На закате с пролива подул легкий ветер, расшевеливший неподвижную изматывающую жару. После раннего ужина я оставила Тиб мыть посуду, а сама вышла подышать. Солнце умирало за серыми облаками, окрашивая пейзаж зловещим зеленоватым золотом – золотом, быстро таявшим в тумане, который нависал, как клубы дыма, над болотами, чтобы позже пробраться в глубь Семи Очагов и затянуть всю округу.

Но все-таки здесь было приятнее, чем в доме, и, радуясь, что сегодня избавлена от пустой болтовни Старой Мадам, я побрела по дорожке, ведущей к маленькой бухточке. Но не успела я далеко уйти, как вдруг остановилась, и страх пробежал по жилам, как холодная жидкость вместо крови. Из зарослей выполз человек, и я узнала в нем Джона Итона – того самого, которого выгнала отсюда. Он приник к кустарнику как подстреленная дичь, но, когда я разглядела его, мой страх прошел. Это был не негр, превращенный в дьявола, которого я вначале испугалась, а человек, отчаянно больной. Тело под грязными лохмотьями было истощено до предела и бешено тряслось в ознобе, а глаза были совершенно больные и невидящим взором смотрели в пустоту с изможденного лица. Я быстро подошла к нему.

– Джон Итон – ты болен?

Он обратил ко мне свой стеклянный взор, но не узнал меня.

– Воды, – пробормотал он, – ради Бога – воды…

Минуту я стояла, решая, что же делать. Он явно был настолько болен, что не дошел бы до хижин и лазарета. Однако не могла же я оставить его одного ночью пропадать в лесу. Даже сейчас он припал к земле и лежал с закрытыми глазами, не сознавая, где он и что вокруг.
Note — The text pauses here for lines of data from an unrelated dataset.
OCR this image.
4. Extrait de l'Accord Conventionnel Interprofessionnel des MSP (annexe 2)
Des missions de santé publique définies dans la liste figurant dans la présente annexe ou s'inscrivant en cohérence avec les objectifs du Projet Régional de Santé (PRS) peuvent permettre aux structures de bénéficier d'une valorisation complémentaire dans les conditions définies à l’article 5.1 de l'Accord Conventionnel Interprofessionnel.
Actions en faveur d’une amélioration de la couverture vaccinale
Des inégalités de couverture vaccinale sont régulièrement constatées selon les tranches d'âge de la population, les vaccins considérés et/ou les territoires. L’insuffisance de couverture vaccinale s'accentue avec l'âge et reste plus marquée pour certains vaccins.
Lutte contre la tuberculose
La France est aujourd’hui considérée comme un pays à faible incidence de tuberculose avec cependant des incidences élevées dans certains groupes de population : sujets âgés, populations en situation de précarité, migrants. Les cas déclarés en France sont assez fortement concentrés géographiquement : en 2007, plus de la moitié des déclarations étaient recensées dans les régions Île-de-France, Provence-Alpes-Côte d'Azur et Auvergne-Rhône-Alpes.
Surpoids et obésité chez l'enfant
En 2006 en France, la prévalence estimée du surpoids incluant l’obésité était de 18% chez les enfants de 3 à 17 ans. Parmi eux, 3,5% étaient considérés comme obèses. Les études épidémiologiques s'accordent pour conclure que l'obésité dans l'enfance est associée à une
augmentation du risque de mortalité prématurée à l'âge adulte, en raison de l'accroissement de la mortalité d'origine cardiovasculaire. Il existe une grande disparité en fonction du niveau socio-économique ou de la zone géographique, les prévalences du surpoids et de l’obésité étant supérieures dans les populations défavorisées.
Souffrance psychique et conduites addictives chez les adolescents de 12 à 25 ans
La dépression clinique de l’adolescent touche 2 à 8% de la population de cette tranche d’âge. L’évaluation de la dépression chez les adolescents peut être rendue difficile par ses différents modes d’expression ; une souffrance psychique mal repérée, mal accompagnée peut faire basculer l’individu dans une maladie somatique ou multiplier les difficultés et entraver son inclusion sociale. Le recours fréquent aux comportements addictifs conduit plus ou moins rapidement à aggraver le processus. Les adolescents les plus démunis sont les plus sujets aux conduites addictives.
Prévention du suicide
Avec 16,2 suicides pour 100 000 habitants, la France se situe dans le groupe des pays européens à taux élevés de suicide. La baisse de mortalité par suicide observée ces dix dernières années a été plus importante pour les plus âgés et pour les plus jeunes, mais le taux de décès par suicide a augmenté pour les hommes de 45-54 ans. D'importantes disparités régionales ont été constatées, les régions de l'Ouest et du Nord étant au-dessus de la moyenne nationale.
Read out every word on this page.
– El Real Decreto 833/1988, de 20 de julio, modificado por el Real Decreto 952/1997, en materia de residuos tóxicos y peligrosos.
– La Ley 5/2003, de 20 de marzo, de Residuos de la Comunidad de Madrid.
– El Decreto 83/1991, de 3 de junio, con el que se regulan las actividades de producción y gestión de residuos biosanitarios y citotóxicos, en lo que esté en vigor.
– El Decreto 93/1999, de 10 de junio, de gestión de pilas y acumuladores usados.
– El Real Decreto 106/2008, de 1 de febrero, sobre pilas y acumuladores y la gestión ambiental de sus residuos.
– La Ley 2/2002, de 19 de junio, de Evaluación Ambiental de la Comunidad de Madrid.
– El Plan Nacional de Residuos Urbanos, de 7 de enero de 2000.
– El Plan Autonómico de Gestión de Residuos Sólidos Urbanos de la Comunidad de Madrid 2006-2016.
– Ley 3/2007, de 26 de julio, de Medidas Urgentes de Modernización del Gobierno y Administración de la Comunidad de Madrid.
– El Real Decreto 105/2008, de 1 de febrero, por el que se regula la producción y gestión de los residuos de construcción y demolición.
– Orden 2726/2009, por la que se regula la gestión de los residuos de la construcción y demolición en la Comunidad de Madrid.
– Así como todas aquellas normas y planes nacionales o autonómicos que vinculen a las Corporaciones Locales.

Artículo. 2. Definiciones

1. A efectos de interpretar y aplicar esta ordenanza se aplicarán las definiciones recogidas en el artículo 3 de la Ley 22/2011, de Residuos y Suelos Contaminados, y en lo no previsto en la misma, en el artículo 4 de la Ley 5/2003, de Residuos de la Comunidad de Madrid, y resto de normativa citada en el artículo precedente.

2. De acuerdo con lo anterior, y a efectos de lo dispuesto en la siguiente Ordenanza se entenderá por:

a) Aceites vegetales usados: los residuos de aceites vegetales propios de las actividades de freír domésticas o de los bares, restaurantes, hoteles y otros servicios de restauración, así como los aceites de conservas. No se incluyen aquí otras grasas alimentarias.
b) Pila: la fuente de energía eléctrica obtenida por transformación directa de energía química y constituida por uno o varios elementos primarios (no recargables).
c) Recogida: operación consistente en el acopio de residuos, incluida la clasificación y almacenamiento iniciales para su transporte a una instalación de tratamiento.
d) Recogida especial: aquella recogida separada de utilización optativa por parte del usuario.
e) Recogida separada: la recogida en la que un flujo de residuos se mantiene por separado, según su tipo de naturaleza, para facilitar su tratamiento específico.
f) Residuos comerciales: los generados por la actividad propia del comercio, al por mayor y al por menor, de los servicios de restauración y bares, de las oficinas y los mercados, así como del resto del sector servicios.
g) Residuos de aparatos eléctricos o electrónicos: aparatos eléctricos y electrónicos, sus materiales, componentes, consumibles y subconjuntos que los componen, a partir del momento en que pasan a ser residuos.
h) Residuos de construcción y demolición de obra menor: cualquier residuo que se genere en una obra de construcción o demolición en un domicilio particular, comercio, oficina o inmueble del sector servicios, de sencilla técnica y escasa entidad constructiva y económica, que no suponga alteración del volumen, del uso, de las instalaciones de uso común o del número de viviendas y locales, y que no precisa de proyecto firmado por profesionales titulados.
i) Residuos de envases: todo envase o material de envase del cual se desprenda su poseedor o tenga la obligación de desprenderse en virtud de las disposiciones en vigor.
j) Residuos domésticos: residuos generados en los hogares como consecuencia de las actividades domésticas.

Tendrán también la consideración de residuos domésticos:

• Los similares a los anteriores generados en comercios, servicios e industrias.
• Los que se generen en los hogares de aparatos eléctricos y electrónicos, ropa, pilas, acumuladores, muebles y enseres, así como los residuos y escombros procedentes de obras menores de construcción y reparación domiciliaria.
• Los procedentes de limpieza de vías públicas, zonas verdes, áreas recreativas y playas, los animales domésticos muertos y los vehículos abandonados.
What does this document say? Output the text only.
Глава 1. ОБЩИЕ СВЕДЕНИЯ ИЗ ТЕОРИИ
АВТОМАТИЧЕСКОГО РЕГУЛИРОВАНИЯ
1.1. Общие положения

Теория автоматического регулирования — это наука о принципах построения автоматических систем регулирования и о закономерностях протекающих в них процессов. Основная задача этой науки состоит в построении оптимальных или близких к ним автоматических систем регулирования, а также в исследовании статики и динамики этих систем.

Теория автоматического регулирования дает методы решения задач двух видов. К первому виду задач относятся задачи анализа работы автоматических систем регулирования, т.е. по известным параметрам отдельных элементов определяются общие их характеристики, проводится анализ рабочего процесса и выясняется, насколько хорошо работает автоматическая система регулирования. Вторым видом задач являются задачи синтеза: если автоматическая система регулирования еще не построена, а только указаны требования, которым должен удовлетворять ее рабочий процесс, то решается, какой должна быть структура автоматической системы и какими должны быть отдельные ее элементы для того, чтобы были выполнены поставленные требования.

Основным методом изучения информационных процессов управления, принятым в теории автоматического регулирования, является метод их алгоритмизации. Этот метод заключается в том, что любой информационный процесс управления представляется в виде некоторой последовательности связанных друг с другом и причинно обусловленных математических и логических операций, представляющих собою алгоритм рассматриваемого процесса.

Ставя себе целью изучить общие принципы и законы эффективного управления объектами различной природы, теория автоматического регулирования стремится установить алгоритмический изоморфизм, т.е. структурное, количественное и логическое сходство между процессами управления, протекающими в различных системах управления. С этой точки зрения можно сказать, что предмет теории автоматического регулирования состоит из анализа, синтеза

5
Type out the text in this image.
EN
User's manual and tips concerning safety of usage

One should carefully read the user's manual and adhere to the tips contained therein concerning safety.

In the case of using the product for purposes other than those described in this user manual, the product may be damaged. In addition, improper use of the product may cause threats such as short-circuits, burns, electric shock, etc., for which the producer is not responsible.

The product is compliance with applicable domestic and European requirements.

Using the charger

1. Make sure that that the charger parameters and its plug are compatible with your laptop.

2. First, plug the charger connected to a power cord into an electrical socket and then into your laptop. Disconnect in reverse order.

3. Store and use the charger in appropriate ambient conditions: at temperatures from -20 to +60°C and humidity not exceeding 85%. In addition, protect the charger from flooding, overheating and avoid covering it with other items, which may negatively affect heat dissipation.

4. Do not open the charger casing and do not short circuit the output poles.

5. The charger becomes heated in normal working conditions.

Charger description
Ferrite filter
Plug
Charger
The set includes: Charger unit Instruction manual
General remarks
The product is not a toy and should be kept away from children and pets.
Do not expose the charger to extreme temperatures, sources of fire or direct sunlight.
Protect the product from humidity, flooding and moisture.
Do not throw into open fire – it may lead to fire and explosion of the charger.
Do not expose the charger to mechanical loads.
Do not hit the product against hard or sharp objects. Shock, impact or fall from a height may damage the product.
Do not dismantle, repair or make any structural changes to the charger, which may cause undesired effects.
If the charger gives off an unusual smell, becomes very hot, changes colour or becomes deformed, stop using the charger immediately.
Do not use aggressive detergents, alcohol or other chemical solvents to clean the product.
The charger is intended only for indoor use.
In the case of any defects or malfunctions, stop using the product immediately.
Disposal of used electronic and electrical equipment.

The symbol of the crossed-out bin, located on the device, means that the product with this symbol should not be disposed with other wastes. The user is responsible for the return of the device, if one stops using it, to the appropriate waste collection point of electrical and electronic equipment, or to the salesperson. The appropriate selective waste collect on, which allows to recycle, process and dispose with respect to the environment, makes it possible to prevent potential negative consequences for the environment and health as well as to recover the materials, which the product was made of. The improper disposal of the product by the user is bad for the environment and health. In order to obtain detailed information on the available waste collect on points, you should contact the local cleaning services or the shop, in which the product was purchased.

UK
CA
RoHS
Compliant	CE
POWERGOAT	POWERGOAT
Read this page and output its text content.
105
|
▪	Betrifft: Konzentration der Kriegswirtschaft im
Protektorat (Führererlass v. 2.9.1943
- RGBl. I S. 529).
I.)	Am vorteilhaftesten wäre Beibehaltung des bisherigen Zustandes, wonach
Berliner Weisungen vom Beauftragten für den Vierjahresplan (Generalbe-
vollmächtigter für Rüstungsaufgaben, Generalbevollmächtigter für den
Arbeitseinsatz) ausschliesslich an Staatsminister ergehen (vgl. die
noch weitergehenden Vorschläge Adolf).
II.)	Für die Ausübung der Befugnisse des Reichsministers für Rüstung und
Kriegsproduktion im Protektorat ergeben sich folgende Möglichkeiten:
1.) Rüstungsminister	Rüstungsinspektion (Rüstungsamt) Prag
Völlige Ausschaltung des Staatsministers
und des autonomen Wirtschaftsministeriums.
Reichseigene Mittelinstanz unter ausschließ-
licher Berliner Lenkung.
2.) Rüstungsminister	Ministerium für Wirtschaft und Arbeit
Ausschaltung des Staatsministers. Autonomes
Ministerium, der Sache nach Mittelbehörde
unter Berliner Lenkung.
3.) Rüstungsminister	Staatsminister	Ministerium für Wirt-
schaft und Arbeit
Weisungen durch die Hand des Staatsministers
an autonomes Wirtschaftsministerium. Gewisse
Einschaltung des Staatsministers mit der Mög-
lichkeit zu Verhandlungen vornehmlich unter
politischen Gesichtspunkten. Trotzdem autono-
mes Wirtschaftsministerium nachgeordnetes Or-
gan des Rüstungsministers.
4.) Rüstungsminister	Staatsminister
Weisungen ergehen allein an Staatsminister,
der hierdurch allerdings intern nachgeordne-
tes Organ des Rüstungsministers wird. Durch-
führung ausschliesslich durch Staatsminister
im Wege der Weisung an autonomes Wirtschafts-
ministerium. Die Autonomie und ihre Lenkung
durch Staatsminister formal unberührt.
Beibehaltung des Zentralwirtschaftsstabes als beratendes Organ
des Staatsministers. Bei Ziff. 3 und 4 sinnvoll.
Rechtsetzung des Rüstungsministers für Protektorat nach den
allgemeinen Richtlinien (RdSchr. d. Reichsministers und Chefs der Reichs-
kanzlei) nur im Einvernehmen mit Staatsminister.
В конце концов я убедила его пойти за мной во флигель, который пустовал много лет. Теперь он уже почти разваливался, но когда-то в нем держали жеребят, и я помнила, что там на грязном полу еще лежала солома. Войдя туда раньше Джона Итона, который плелся за мной как пьяный, я быстро собрала солому в подобие матраса. Затем я велела ему войти и лечь на нее. Дрожа всем телом, бормоча что-то в бреду, он послушно, с призрачной прежней насмешливой улыбкой на лице свалился в солому и свернулся на ней; лежа так, он был похож на мертвеца.

С поспешностью, на которую еще было способно мое неуклюжее, тяжелое тело, я направилась к дому и велела Тиб принести одеяла из кладовки, а сама захватила с кухни кувшин воды. Затем вместе с Тиб вернулась во флигель.

Но когда я снова вошла туда, то поняла, что Джону Итону уже не нужны ни теплое одеяло, ни освежающая вода. Он лежал так же, как я оставила его, свернувшись, как худая кошка, стеклянные глаза, казалось, по-прежнему насмешливо смотрят из-под полуопущенных век, похоже было, что он даже не успел шевельнуться на этой соломенной подстилке.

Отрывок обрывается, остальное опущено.